A mechanism promoting agricultural financing was recently launched in Togo to help both small-scale farmers and larger investors in the agricultural sector. Through the facilitation of agricultural financing, the mechanism aims to share the risk of agricultural operations across Togo. 


Despite the agricultural sector having ample potential due to its favourable climate, “Togo, like its neighbours, is also vulnerable to the vagaries of nature, with specific regards to drought”, says Sandra Johnson, delegate minister in Togo’s coordinator-business climate unit.

Togo is at a high risk of wildfire across all five regions, for example. It is at medium risk of water scarcity across four of its regions, according to natural disaster risk tool ThinkHazard!, while the northern-most Savanes region, which borders Burkina Faso, is at high risk of water scarcity.

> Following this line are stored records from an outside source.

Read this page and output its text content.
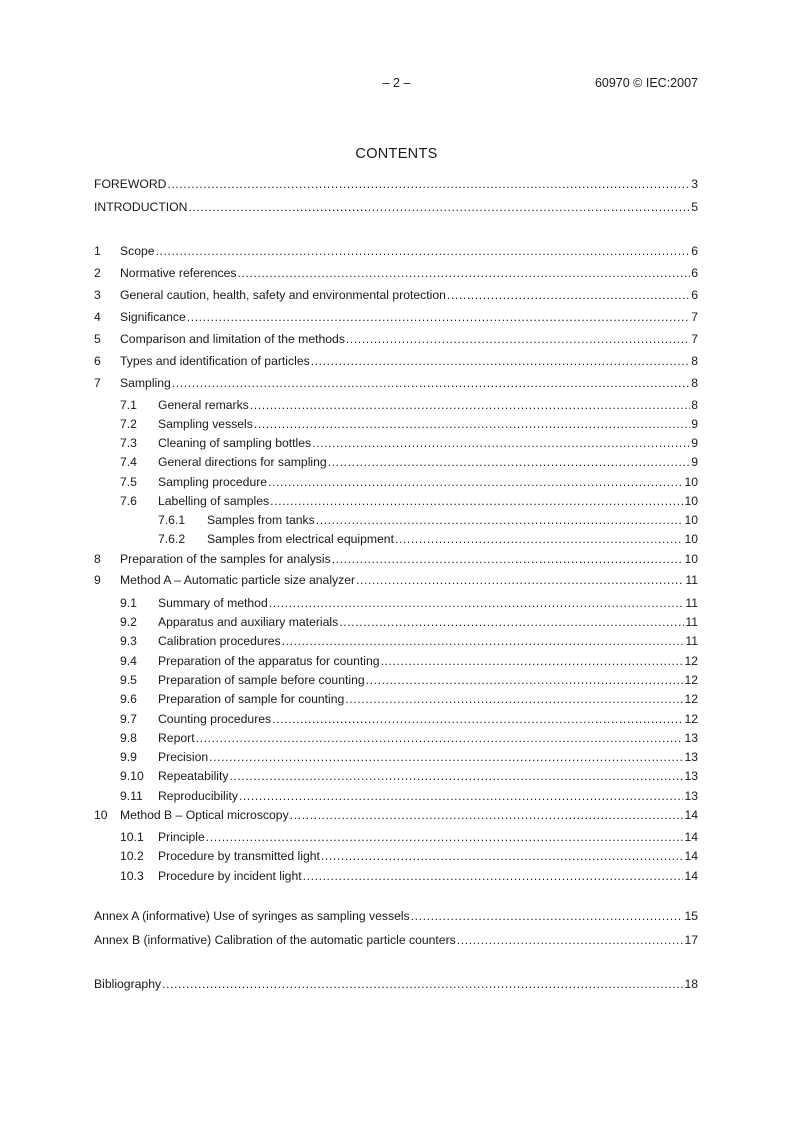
– 2 –	60970 © IEC:2007
CONTENTS
FOREWORD .....	3
INTRODUCTION .....	5
1	Scope .....	6
2	Normative references .....	6
3	General caution, health, safety and environmental protection .....	6
4	Significance .....	7
5	Comparison and limitation of the methods .....	7
6	Types and identification of particles .....	8
7	Sampling .....	8
7.1	General remarks .....	8
7.2	Sampling vessels .....	9
7.3	Cleaning of sampling bottles .....	9
7.4	General directions for sampling .....	9
7.5	Sampling procedure .....	10
7.6	Labelling of samples .....	10
7.6.1	Samples from tanks .....	10
7.6.2	Samples from electrical equipment .....	10
8	Preparation of the samples for analysis .....	10
9	Method A – Automatic particle size analyzer .....	11
9.1	Summary of method .....	11
9.2	Apparatus and auxiliary materials .....	11
9.3	Calibration procedures .....	11
9.4	Preparation of the apparatus for counting .....	12
9.5	Preparation of sample before counting .....	12
9.6	Preparation of sample for counting .....	12
9.7	Counting procedures .....	12
9.8	Report .....	13
9.9	Precision .....	13
9.10	Repeatability .....	13
9.11	Reproducibility .....	13
10	Method B – Optical microscopy .....	14
10.1	Principle .....	14
10.2	Procedure by transmitted light .....	14
10.3	Procedure by incident light .....	14
Annex A (informative) Use of syringes as sampling vessels .....	15
Annex B (informative) Calibration of the automatic particle counters .....	17
Bibliography .....	18
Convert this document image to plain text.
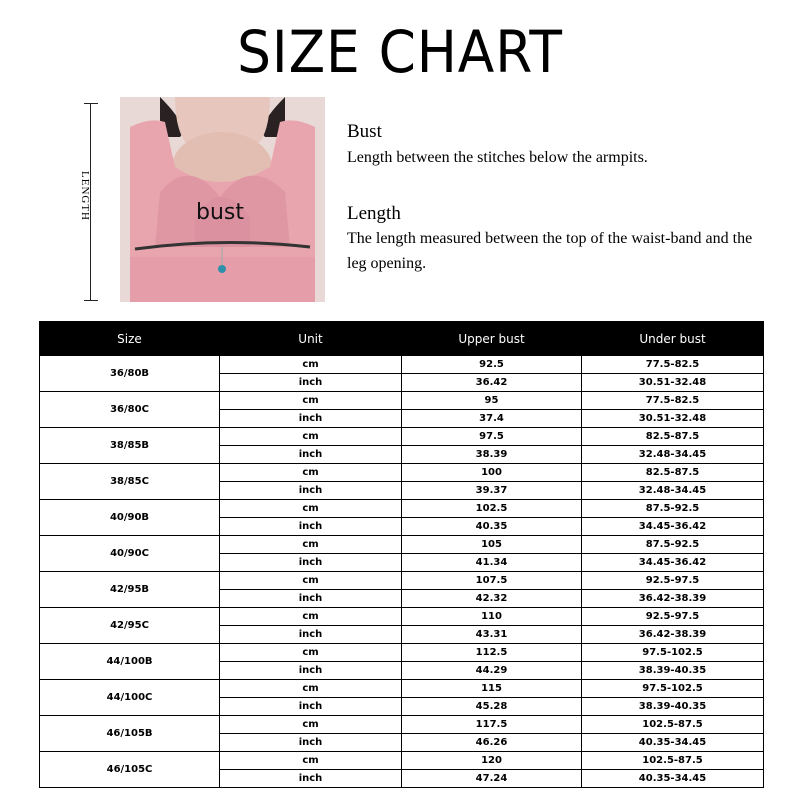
SIZE CHART
LENGTH	bust
Bust

Length between the stitches below the armpits.

Length

The length measured between the top of the waist-band and the leg opening.

Size	Unit	Upper bust	Under bust
36/80B	cm	92.5	77.5-82.5
	inch	36.42	30.51-32.48
36/80C	cm	95	77.5-82.5
	inch	37.4	30.51-32.48
38/85B	cm	97.5	82.5-87.5
	inch	38.39	32.48-34.45
38/85C	cm	100	82.5-87.5
	inch	39.37	32.48-34.45
40/90B	cm	102.5	87.5-92.5
	inch	40.35	34.45-36.42
40/90C	cm	105	87.5-92.5
	inch	41.34	34.45-36.42
42/95B	cm	107.5	92.5-97.5
	inch	42.32	36.42-38.39
42/95C	cm	110	92.5-97.5
	inch	43.31	36.42-38.39
44/100B	cm	112.5	97.5-102.5
	inch	44.29	38.39-40.35
44/100C	cm	115	97.5-102.5
	inch	45.28	38.39-40.35
46/105B	cm	117.5	102.5-87.5
	inch	46.26	40.35-34.45
46/105C	cm	120	102.5-87.5
	inch	47.24	40.35-34.45
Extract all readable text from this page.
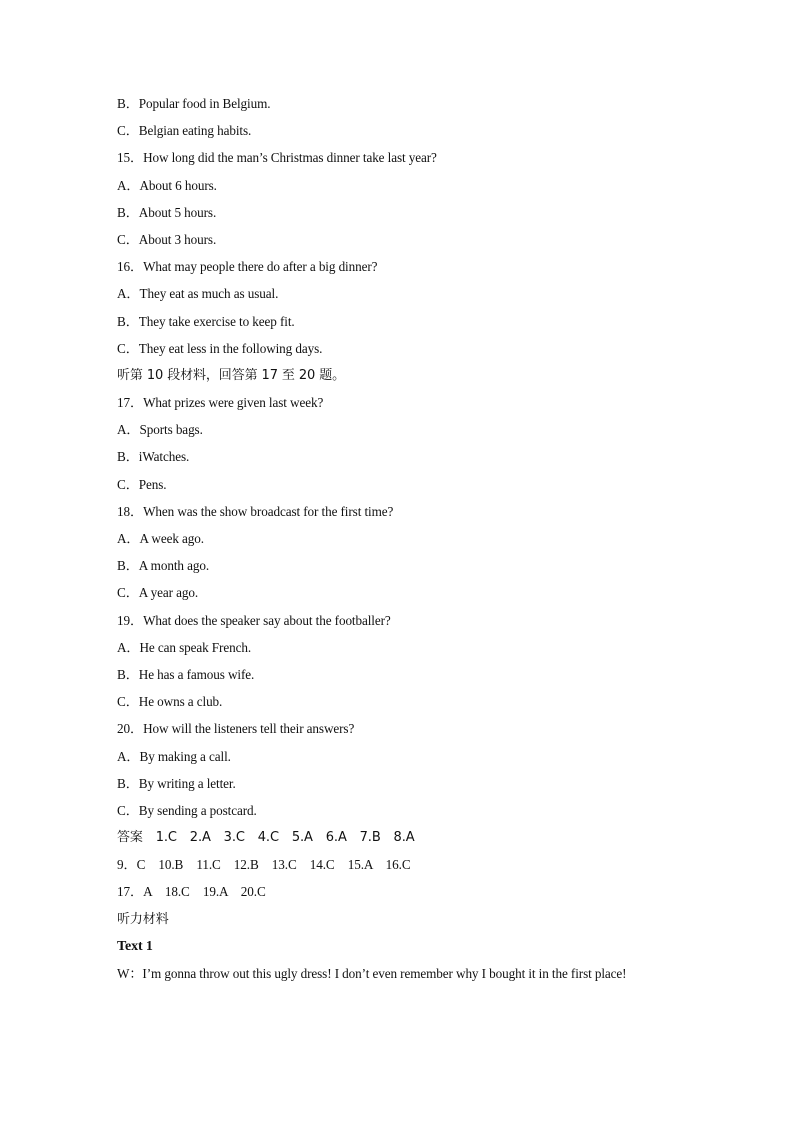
B．Popular food in Belgium.
C．Belgian eating habits.
15．How long did the man’s Christmas dinner take last year?
A．About 6 hours.
B．About 5 hours.
C．About 3 hours.
16．What may people there do after a big dinner?
A．They eat as much as usual.
B．They take exercise to keep fit.
C．They eat less in the following days.
听第 10 段材料，回答第 17 至 20 题。
17．What prizes were given last week?
A．Sports bags.
B．iWatches.
C．Pens.
18．When was the show broadcast for the first time?
A．A week ago.
B．A month ago.
C．A year ago.
19．What does the speaker say about the footballer?
A．He can speak French.
B．He has a famous wife.
C．He owns a club.
20．How will the listeners tell their answers?
A．By making a call.
B．By writing a letter.
C．By sending a postcard.
答案　1.C　2.A　3.C　4.C　5.A　6.A　7.B　8.A
9．C　10.B　11.C　12.B　13.C　14.C　15.A　16.C
17．A　18.C　19.A　20.C
听力材料
Text 1
W：I’m gonna throw out this ugly dress! I don’t even remember why I bought it in the first place!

Development organisations such as the World Bank and the German corporation for international co-operation, known as GiZ, have long provided support for Togo’s agriculture to boost resilience to such natural shocks.

Phosphate prowess

Beyond agropoles, the PND outlines plans to develop manufacturing and mining poles. Togo has some 60 million metric tonnes of phosphate reserves, which the government hopes to leverage to provide cost-effective fertilisers for its agricultural transformation.

The government’s plans are bearing fruit. Nigeria-based conglomerate Dangote Group announced an investment of $2bn to develop a phosphate processing plant in November 2019, according to greenfield investment monitor fDi Markets. Dangote also joined other investors, including Germany-based HeidelbergCement and Burkina Faso-based CimMetal Group, in opening a new cement manufacturing facility. 

Meanwhile, Canada-based Logistik Unicorp, a producer of corporate and government uniforms, announced plans to open a new manufacturing facility in April 2019. It was Togo’s first foreign investment project in textiles and is expected to create 500 new jobs.